According to the residents who spoke to our reporters, yesterday evening, the action of the security details is related to allegations that some unknown persons are training in the refugee camp to destabilize Ghana.

There are also yet-to-be independently confirmed reports of harassment in and around the camp of the refugees by ordinary Ghanaians who are using the security blockade to unleash their own brand of xenophobia and prejudice against the helpless refugees.

Your Excellency, the current intimidation of Budumburam residents began as a result of a misinformation campaign launched by the "Statesman newspaper" based in Accra which presented an advertisement in a recent edition of The Analyst newspaper as a news story.

The paper which is owned by the Foreign Minister of Ghana, cleverly transformed the title of advertisement from "Ghana's Stability Threatens as Opposition Leaders Recruit in the West African Region," to "Liberian Newspaper Warns of Mercenary Attack on Ghana" and presented it as a new story reported by The Analyst.

Upon learning of the deliberate attempt by the Statesman newspaper to implicate The Analyst in what now appears as a Ghanaian political hoax in the wake of the pending general and presidential elections in that country, the Managing Editor of The Analyst recently addressed the Ghanaian public live on a radio talk show.

He used the opportunity to inform the Ghanaian public that the information in question did not originate with The Analyst but was placed in the paper by an advertiser.

He explained how prior to placing the advertisement, he personally consulted the Ghanaian ambassador to Liberia for comment and advice and published the advertisement only when the ambassador did not advise otherwise.

Besides that, The Analyst's editor also told the Ghanaian public that the paper felt obliged to publish the advertisement as indication of its concern for stability in the subregion and especially for Ghana which has made so much sacrifice for the restoration of sanity to Liberia.

Notwithstanding the clarification and as though someone in Ghana planted the advertisement solely to implicate Liberians and give ground to get at them, some elements in the Ghanaian media continue to refer to the advertisement as a news story published in The Analyst.

The concern of these elements, as manifested at Bumdumburam, appears more to be to implicate Liberians in yet another plot against Ghana and use that as an alibi to get at innocent refugees rather than address the security question.

We are saying this because from the silence of the Ghanaian Embassy in Liberia prior to and after the publication of the advertisement to the insistence of some Ghanaian media houses in quoting The Analyst as the sources of a subversion story, there can be no denying that a conspiracy masterminded by some Ghanaians to use Liberians as scapegoats is at play.

We think this is not only being un-neighborly, but unnecessarily putting the lives of innocent Liberians living in Ghana at risk to the pleasure of some unscrupulous politicians and their media lackeys who, surprisingly, want to see tension between Liberia and Ghana.

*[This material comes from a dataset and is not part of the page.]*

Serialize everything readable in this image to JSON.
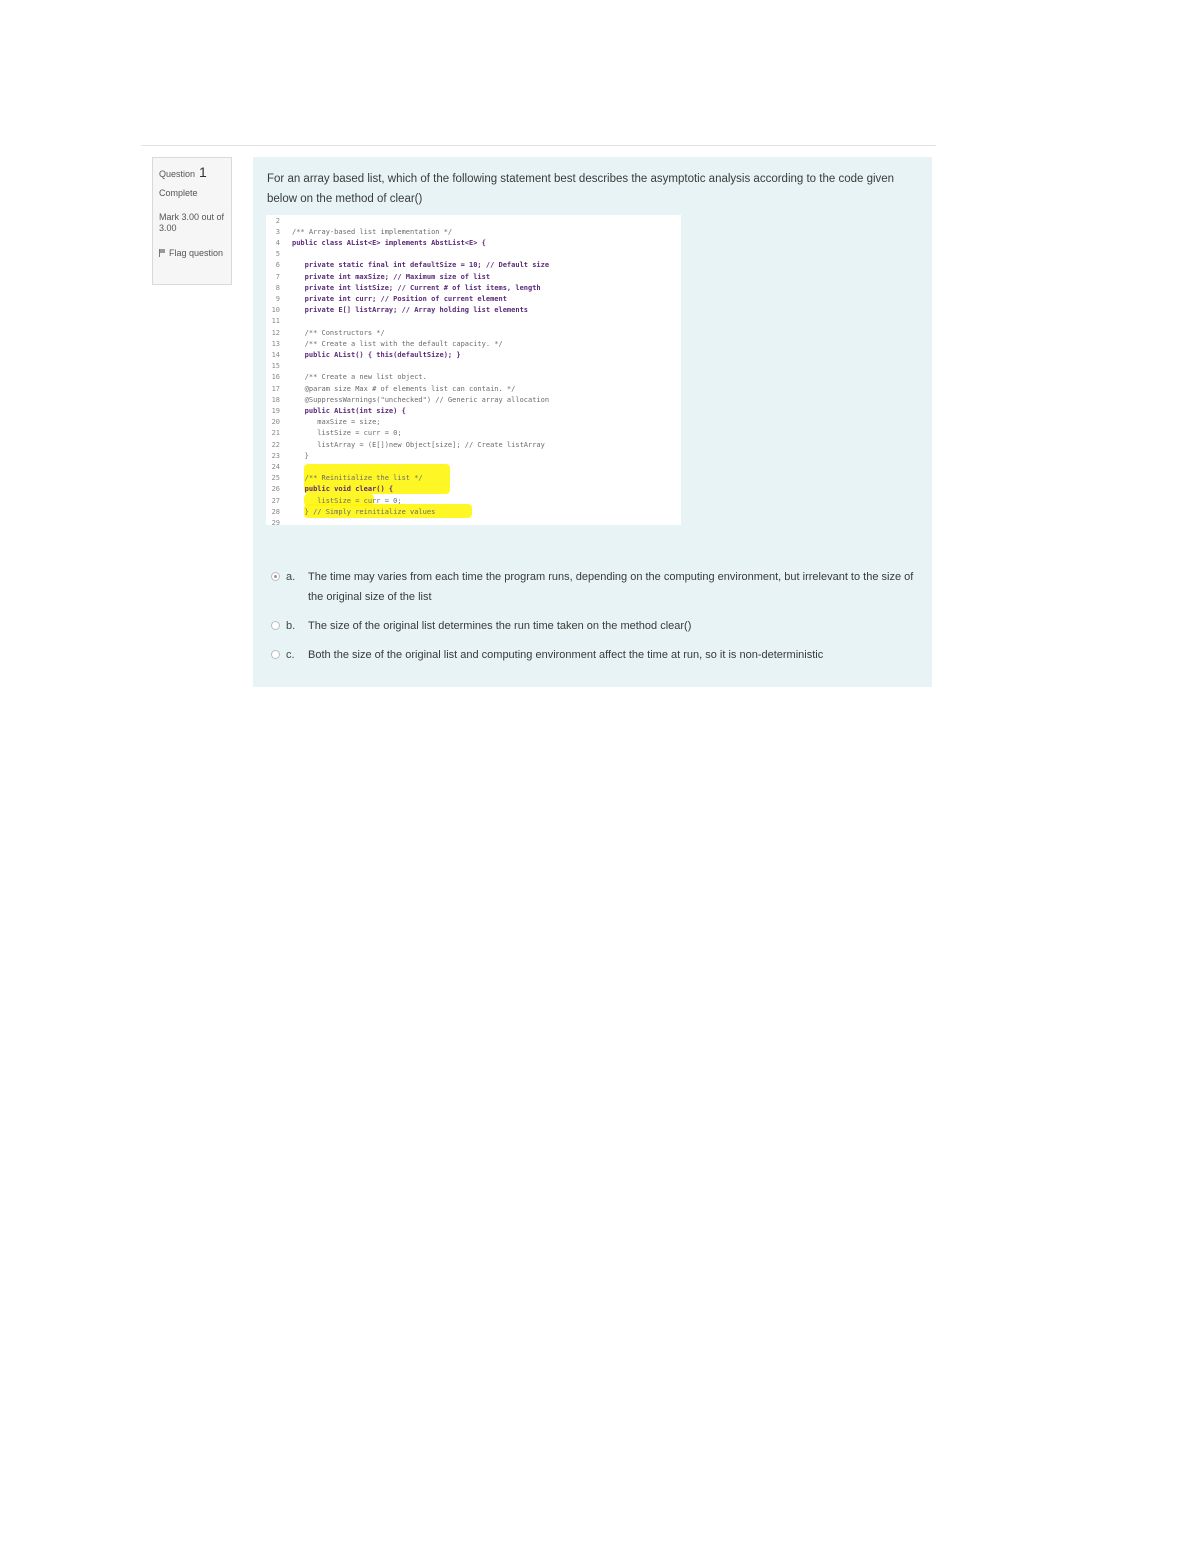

It is in regards to this unfortunate development, its recent security implication, and its likely consequences that we are calling on you to personally intervene to ensure that the Liberians in the Budumburam camp do not suffer further humiliation and hardship in matters that are not of their own making.

Granted you cannot possibly vouch for the innocence of the thousands of Liberians in Ghana, but we think you can work with President John Kuffour of Ghana, a man who has put so much time in working with other leaders in the subregion to bring sanity to Liberia, to provide respite to helpless Liberians in the Budumburam camp and elsewhere in Ghana.

An Executive Mansion press statement yesterday disassociating your government from allegations that the Liberian Embassy in Ghana is involved in attempts to subvert Ghana is a good beginning for working with the Ghanaian government in putting this situation to rest once and for all.

Thank you very much for your valuable time.